A reader posted a question regarding the diagnostic label that might be applied to him. Apparently, his therapist read my Volume 1 of Engaging Multiple Personalities and decided the reader was not “multiple” but has “dissociative parts”. Not surprisingly, the parts see that as a statement invalidating their existence and significance. In short, it was taken as making the parts appear to be less than real – even though, as the reader put it, “we feel pretty darn real”.
This issue may be something of interest for the general DID community and its support networks.
I am not sure why, after reading Volume 1, a therapist would take the position distinguishing dissociative parts from multiples in that way. In Volumes 1 and 2, I do distinguish between parts that have executive functioning capability and those that don’t. But that distinction is useful only to identify which parts developed in ways that encouraged executive capacity and which parts developed for holding discrete pieces of trauma. This distinction has nothing to do with whether one part is more real than any other part – or any less real than any other part. If the individual has dissociative parts that feel they are not being fully acknowledged because they are not seen as “personalities” , but just as ” dissociative parts”, then I don’t see how a true therapeutic alliance can fully form between the patient and therapist. If the parts feel they are separate individual personalities, who am I or any therapist to argue that they are not sufficiently distinct and separate to be given that classification? If you feel deeply about the sense that you are a personality, just like other alters, you should be acknowledged accordingly.
Diagnostic labels are just that – labels. They are just words. They are labels used to organize ideas and facilitate communication of phenomenon or experience. They should be used to promote healing, not conflict.
For example, some readers have complained that I use the words “multiple personalities” in the title of the series. Given the change in the DSM from Multiple Personality Disorder to Dissociative Identity Disorder, why do I continue to do that? It is because many DID individuals, and certainly my patients when I was in practice, prefer the word personalities. They feel the term to be more appropriate to how they, including alters, feel. That was more important to me as a therapist than the views of many people outside the DID experience, including doctors or therapists, who vehemently object to the use of the words multiple and personality together, who insist the there cannot be more than one person in one physical body. One could have a philosophical argument about that but will it help process any trauma? No.
I do not have any problem if my patients or anyone else prefer to use the word personality instead of identity. These are just words, so use any word that you feel applies to you that communicates your experience. Of course, you have to pay attention to your immediate circumstances in choosing the appropriate words for that context. There is no problem explaining that you have 7 personalities or identities while in a therapy session but there is no point in expecting an immigration officer at the border to understand that there are 7 of you as you show your passport at the border.

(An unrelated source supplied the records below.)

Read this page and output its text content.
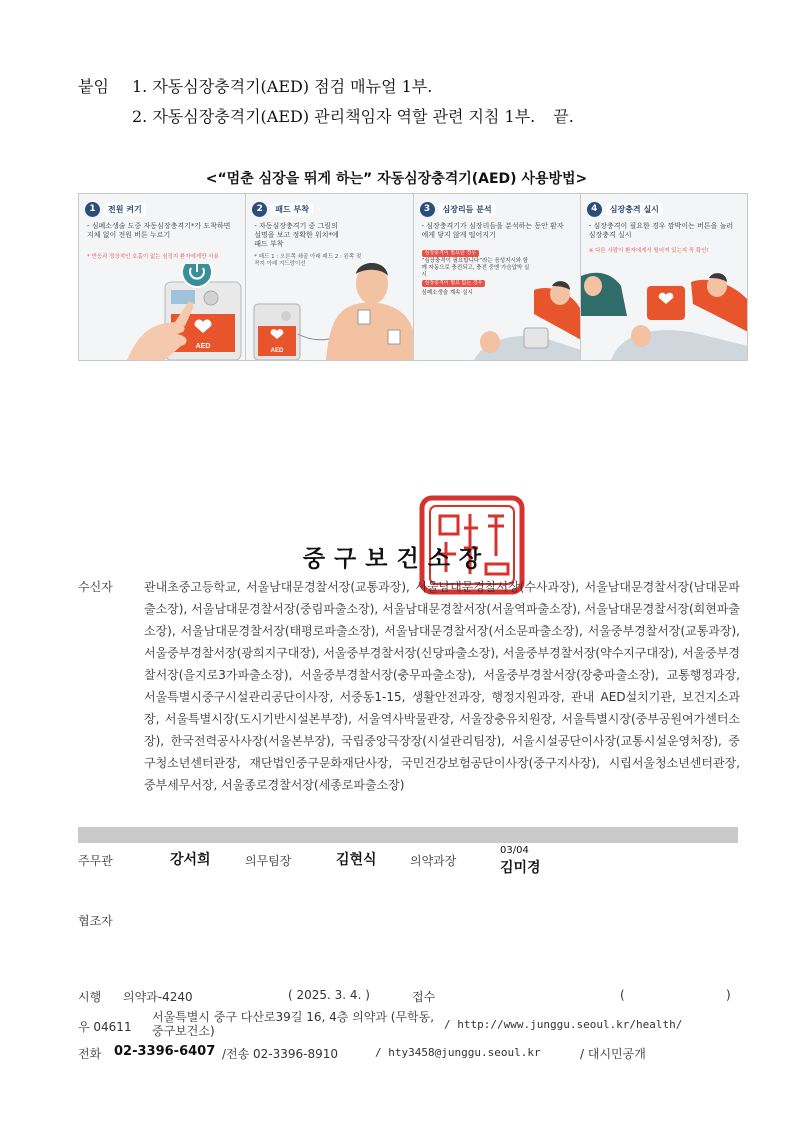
붙임	1. 자동심장충격기(AED) 점검 매뉴얼 1부.
2. 자동심장충격기(AED) 관리책임자 역할 관련 지침 1부. 끝.
<“멈춘 심장을 뛰게 하는” 자동심장충격기(AED) 사용방법>
1	전원 켜기
- 심폐소생술 도중 자동심장충격기*가 도착하면 지체 없이 전원 버튼 누르기
* 반응과 정상적인 호흡이 없는 심정지 환자에게만 사용
AED
2	패드 부착
- 자동심장충격기 중 그림의 설명을 보고 정확한 위치*에 패드 부착
* 패드 1 : 오른쪽 쇄골 아래 패드 2 : 왼쪽 젖꼭지 아래 겨드랑이선
AED
3	심장리듬 분석
- 심장충격기가 심장리듬을 분석하는 동안 환자에게 닿지 않게 떨어지기
심장충격이 필요한 경우
“심장충격이 필요합니다”라는 음성지시와 함께 자동으로 충전되고, 충전 중엔 가슴압박 실시
심장충격이 필요 없는 경우
심폐소생술 계속 실시
4	심장충격 실시
- 심장충격이 필요한 경우 깜박이는 버튼을 눌러 심장충격 실시
※ 다른 사람이 환자에게서 떨어져 있는지 꼭 확인!
중구보건소장
수신자	관내초중고등학교, 서울남대문경찰서장(교통과장), 서울남대문경찰서장(수사과장), 서울남대문경찰서장(남대문파출소장), 서울남대문경찰서장(중림파출소장), 서울남대문경찰서장(서울역파출소장), 서울남대문경찰서장(회현파출소장), 서울남대문경찰서장(태평로파출소장), 서울남대문경찰서장(서소문파출소장), 서울중부경찰서장(교통과장), 서울중부경찰서장(광희지구대장), 서울중부경찰서장(신당파출소장), 서울중부경찰서장(약수지구대장), 서울중부경찰서장(을지로3가파출소장), 서울중부경찰서장(충무파출소장), 서울중부경찰서장(장충파출소장), 교통행정과장, 서울특별시중구시설관리공단이사장, 서중동1-15, 생활안전과장, 행정지원과장, 관내 AED설치기관, 보건지소과장, 서울특별시장(도시기반시설본부장), 서울역사박물관장, 서울장충유치원장, 서울특별시장(중부공원여가센터소장), 한국전력공사사장(서울본부장), 국립중앙극장장(시설관리팀장), 서울시설공단이사장(교통시설운영처장), 중구청소년센터관장, 재단법인중구문화재단사장, 국민건강보험공단이사장(중구지사장), 시립서울청소년센터관장, 중부세무서장, 서울종로경찰서장(세종로파출소장)
주무관	강서희	의무팀장	김현식	의약과장
03/04
김미경
협조자
시행 의약과-4240	( 2025. 3. 4. )	접수	(	)
우 04611
서울특별시 중구 다산로39길 16, 4층 의약과 (무학동, 중구보건소)	/ http://www.junggu.seoul.kr/health/
전화 02-3396-6407 /전송 02-3396-8910	/ hty3458@junggu.seoul.kr	/ 대시민공개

In therapy, the focus is to process the past trauma that keeps on intruding into the here and now. It is to facilitate internal cooperation, communication, coordination within the system. The idea is to minimize the conflict among the alters because that conflict prevents processing the trauma and prevents you from reclaiming your life.
It is important for the therapist to concentrate on helping the alters to feel respected, validated and taken seriously, as they individually appear, so that a genuine therapeutic alliance can be established. With that, an environment of healing can be created. Everything else is of minor importance. If you have a therapist you can work with, I would not waste time fighting about a diagnostic label. It is better to simply tell them what you need. If it is too difficult for someone to say out loud, then written messages from alters that can be delivered in a therapy session may be helpful.
Diagnostic labels are created by theorists trying to describe observed phenomenon. In my psychiatric practice, the guiding principle was not theory but rather practicality – how to help someone process trauma. Processing trauma is not theory. It is hard work. Its success is based on the efforts of the patient and the application by the therapist of psycho-therapy with kindness, compassion and empathy.